Peeing on the fire
While getting a job and cleaning the old apartment are still ongoing summer projects, I’ve also decided it’s high time that I examine the ins and outs of the way I think. Most people probably aren’t overly worried about why they think what they do, but a year of law school has me questioning how the ol’ noggin does its thing.Generally May is the month when I do the most head-up-ass introspection, and a cursory glance at the month of May in my writing books revealed a depressing amount of pop psychology and whining and terrible poetry. For my entire life there has always been a gap in May between what I did during the school year and what I did during summer, and the lack of activity always puts me in the Let’s-think-about-Thomas frame of mind.
Firstly, I’ve been looking at opinions I have, starting with popular culture—don’t want to tax myself—but moving onto politics and religion. Why do I like certain things and dislike others? Are my political and religious (or anti-religious) views based entirely on what tickles my fancy? How rational are my decisions?
Currently I’m reading Irrationality by Stuart Sutherland. I’m only 20 pages in and I’ve already identified three situations where I act irrationally. By the end of the novel I’ll probably find that nothing I think is based on rational thought, that my entire worldview is a house of cards waiting for someone to blow it down.
In terms of religion I plan on reading Leviticus; that seems to be the source of most of the church’s more offensive claims. I want to understand why millions of people would elect a president because they think gay marriage is the anti-christ’s masterplan.
Other books I plan on reading are Edward de Bono’s Water Logic, Italo Calvino’s If on a winter’s night a traveler, and John Mighton’s The Myth of Ability.
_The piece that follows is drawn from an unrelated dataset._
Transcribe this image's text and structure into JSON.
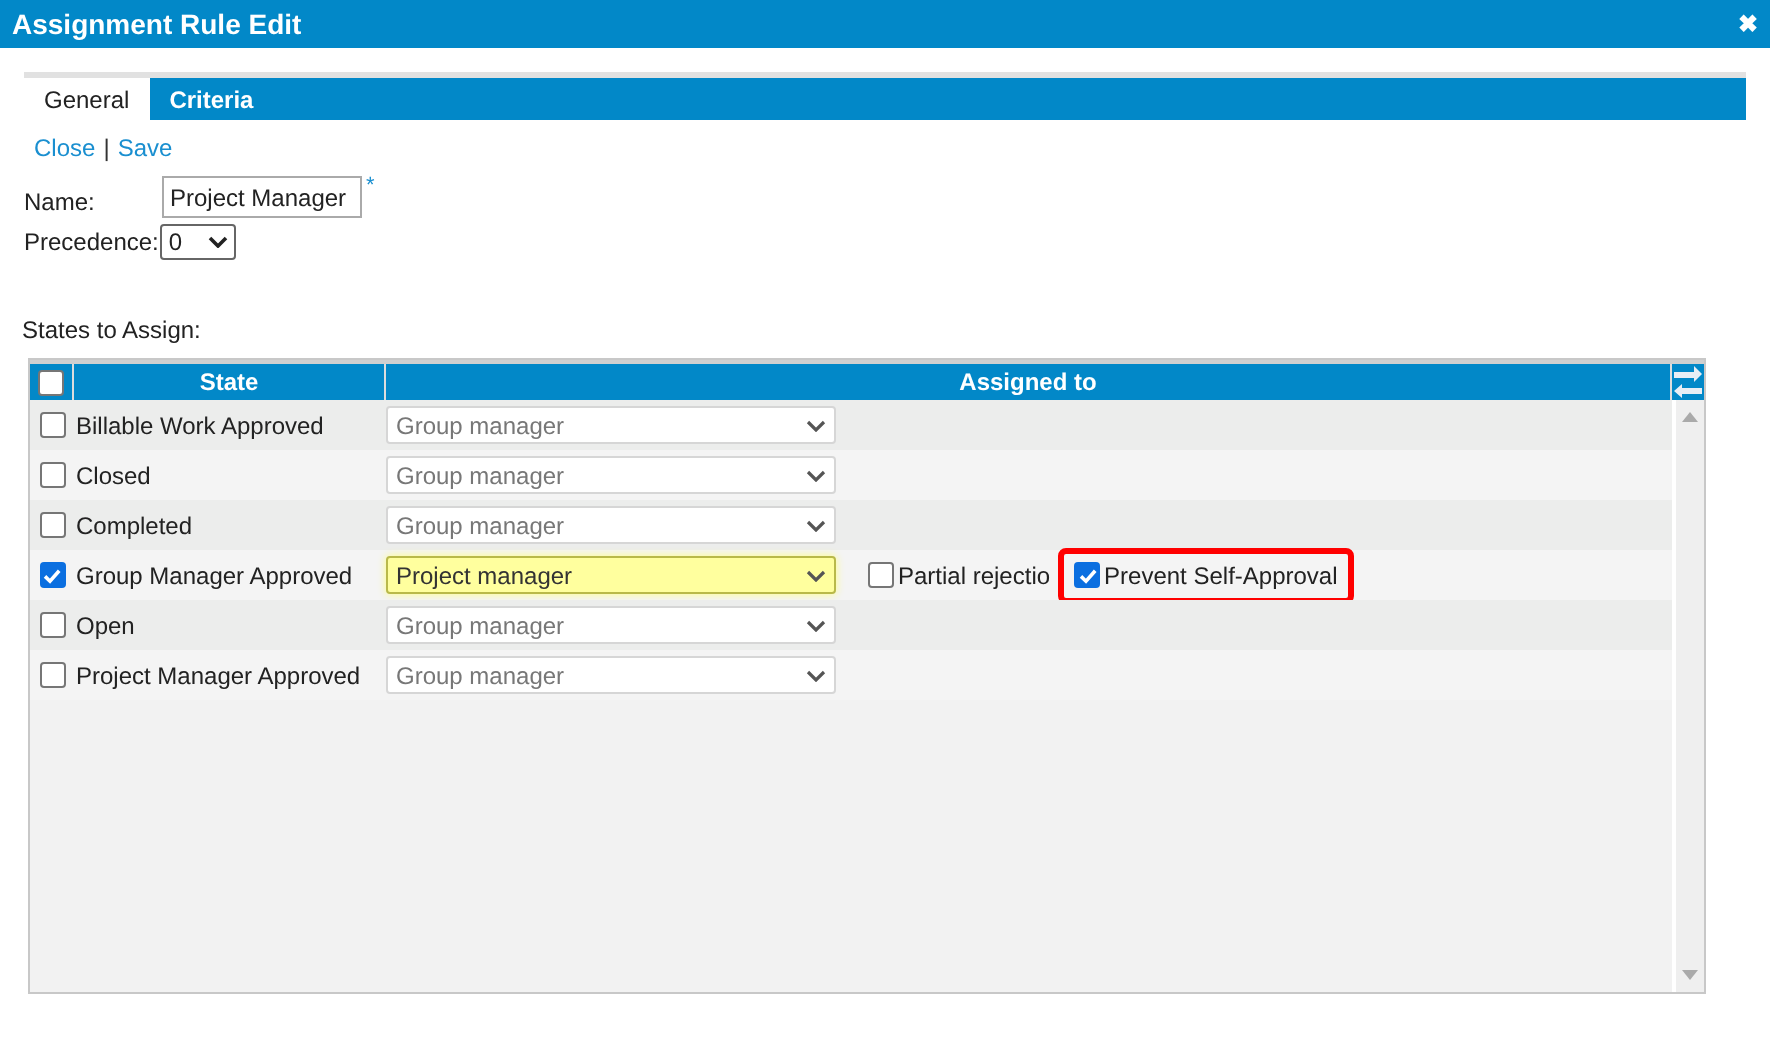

A member of wkw.net has put together a very cool trailer, and on the strength of that effort has secured funding after his trip to Cannes. Check out the excellence here. Dig the Cat from Red Dwarf as an assassin!
1 Comments:
just went through a book that argued that we form our opinions and beliefs based on the lessons we derive from the painful experiences of life. so far the idea has had some merit for me. so many of the values i hold now are because i learned some lesson the really hard and painful way, and pain is a good teacher.
and truthfully, sometimes i hold opinions and beliefs just to be obstinant, a thorn in the flesh to the people who think they've figured me out.